Klosterhardt ist Insidern ein Begriff. Denn es ist nicht nur ein Stadtteil der Ruhrmetropole Oberhausen. Hier stand mit der St.-Antony-Hütte auch die Wiege der Ruhrindustrie. Doch das ist lange her. Seit Anfang des vergangenen Jahrhunderts ist hier ein reines Wohngebiet mit vielen Einfamilienhäusern. So auch das Haus in der Fuhlenbrockstraße mit dem schicken neuen Dach.
Als die Dachsanierung anstand, ergab sich endlich die Möglichkeit, zwei Fliegen mit einer Klappe zu schlagen. Denn jetzt mussten die alten Dachziegel ohnehin runter. Die neue Eindeckung ist aber nicht mehr nur Witterungsschutz. Sie ist mehr als nur ein Dach über dem Kopf, sondern auch ein Solargenerator. Denn ein Teil des Daches produziert jetzt Strom.
Mit Dachsteinen kombinieren
Dabei wollten die Eigentümer eine ästhetisch möglichst perfekte Lösung. Die Solaranlage sollte nicht zu sehen sein. Gleichzeitig sollte die bisherige schwarze Farbe der Dachziegel erhalten bleiben. Hier bot sich die Integration von schwarzen monokristallinen Modulen förmlich an. Deshalb hat ihnen André Mielenz, Geschäftsführer des Gladbecker Dachdeckerbetriebs Gude, geraten, einfach die bisherigen Flachziegel nur teilweise zu erneuern und sie mit farblich passenden Solarmodulen zu kombinieren.
Fündig geworden ist der Dachdeckermeister bei den Dachziegelwerken Nelskamp. Das Unternehmen hatte gerade den neuen solaren Dachziegel Planum PV entwickelt. Der passt hinsichtlich der Form und der Dimensionen perfekt zum konventionellen Dachstein Planum aus dem eigenen Hause. Denn er hat die gleiche Deckhöhe wie der konventionelle Dachstein.
Er fügt sich außerdem auch farblich sehr gut in eine Dachumgebung ein, die aus den Planum-Dachsteinen besteht. Denn die schwarzen monokristallinen Zellen harmonieren ästhetisch sehr gut mit der konventionellen Dacheindeckung. Mit dieser Kombination haben die Handwerker von Gude Dachdecker das erste Projekt mit dem neuen Planum PV realisiert.
Der Installationsaufwand sinkt
Doch bisher scheuten sowohl Hauseigentümer als auch Handwerker die Solardachziegel, vor allem wegen des Installationsaufwands.

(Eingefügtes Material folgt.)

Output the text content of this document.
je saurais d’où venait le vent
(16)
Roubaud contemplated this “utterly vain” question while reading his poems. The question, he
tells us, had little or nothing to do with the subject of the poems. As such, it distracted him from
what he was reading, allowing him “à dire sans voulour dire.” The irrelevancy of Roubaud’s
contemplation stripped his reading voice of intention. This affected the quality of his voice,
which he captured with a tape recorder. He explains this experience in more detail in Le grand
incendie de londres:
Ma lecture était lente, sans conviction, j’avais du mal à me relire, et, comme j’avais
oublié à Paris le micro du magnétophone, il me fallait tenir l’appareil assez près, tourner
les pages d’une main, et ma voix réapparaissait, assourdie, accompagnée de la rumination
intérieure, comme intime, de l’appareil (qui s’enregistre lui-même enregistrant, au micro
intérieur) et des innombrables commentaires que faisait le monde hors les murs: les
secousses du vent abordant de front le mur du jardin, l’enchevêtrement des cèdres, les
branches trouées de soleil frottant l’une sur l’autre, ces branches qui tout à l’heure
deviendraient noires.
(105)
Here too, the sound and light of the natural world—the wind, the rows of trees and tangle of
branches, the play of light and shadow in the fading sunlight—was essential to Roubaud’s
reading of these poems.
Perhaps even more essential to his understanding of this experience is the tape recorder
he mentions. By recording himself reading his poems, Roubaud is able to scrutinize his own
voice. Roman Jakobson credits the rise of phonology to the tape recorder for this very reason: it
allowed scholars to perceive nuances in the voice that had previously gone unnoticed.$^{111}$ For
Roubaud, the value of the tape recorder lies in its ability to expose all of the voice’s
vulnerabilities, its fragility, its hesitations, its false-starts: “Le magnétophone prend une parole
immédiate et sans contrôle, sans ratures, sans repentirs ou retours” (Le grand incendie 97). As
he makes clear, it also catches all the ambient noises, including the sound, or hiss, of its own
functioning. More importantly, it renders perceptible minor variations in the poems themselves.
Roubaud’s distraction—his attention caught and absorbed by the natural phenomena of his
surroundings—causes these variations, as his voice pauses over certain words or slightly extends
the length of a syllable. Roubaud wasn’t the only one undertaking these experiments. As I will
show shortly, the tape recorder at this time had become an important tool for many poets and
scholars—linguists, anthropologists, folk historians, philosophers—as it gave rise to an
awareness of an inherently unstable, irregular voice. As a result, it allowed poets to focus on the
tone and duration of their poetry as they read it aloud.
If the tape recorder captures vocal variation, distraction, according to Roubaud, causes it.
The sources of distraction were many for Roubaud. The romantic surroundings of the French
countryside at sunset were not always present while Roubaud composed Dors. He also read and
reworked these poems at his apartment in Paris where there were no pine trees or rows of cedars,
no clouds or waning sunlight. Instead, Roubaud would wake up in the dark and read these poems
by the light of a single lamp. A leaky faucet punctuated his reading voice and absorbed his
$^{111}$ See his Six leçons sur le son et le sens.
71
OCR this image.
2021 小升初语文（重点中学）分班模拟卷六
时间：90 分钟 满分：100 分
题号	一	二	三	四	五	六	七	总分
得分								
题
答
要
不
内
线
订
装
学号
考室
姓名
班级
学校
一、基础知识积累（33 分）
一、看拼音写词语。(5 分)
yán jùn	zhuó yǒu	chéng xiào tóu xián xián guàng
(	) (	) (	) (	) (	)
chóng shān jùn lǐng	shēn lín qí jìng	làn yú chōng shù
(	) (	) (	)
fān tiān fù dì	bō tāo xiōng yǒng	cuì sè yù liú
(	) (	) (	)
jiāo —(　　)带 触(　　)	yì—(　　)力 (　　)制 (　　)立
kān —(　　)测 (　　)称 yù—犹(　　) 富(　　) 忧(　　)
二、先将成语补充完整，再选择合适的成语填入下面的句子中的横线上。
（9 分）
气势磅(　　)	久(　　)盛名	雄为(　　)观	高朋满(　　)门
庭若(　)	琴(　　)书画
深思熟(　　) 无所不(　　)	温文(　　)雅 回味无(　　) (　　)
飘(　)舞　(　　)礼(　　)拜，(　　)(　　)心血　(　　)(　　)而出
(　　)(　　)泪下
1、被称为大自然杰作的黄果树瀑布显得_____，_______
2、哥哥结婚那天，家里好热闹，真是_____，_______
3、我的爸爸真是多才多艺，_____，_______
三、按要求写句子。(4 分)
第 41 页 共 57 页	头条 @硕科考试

Schließlich wurden die solaren Dachziegel in der Vergangenheit als einzelne kleine Solarelemente auf das Dach gelegt. Sie mussten mühsam miteinander verkabelt werden. Von diesem Ansatz haben sich die meisten Hersteller inzwischen verabschiedet.
Denn die solaren Dachelemente kommen in der Breite eines ausgewachsenen Moduls zum Kunden. Auch der Planum PV von Nelskamp ersetzt mit seinen 1,5 Metern Breite gleich fünf der konventionellen Dachsteine. Er ist eine Weiterentwicklung des solaren Dachelements G 10 PV, das ebenfalls so breit wie mehrere Dachsteine ist.
Die Leistung erhöht
Allerdings haben die Dachziegelwerke Nelskamp das neue Modell etwas verkleinert, sodass die vorhandene Dachfläche noch besser ausgenutzt werden kann. Gleichzeitig haben sie neue Zellen eingesetzt und so die Leistung pro Quadratmeter um zehn Prozent gesteigert. Durch den Ansatz, mit einem solaren Dachelement mehrere Dachsteine zu ersetzen, sinkt der Installationsaufwand. Außerdem wird der Solarziegel genauso verlegt wie die konventionelle Dacheindeckung und benötigt keine separate Unterkonstruktion. Die Dachelemente werden – wie Betondachsteine auch – mit einer Aufhängenase auf die Dachlatte gelegt und mit drei Schrauben fixiert. An der Unterkante sichert sie der Handwerker mit Seitenfalzklammern zusätzlich gegen Sturm. Der obere Bereich des Solarelements ist inaktiv. Über diesen wird das Dachelement oder der Dachziegel der oberhalb liegenden Reihe überlappend verlegt.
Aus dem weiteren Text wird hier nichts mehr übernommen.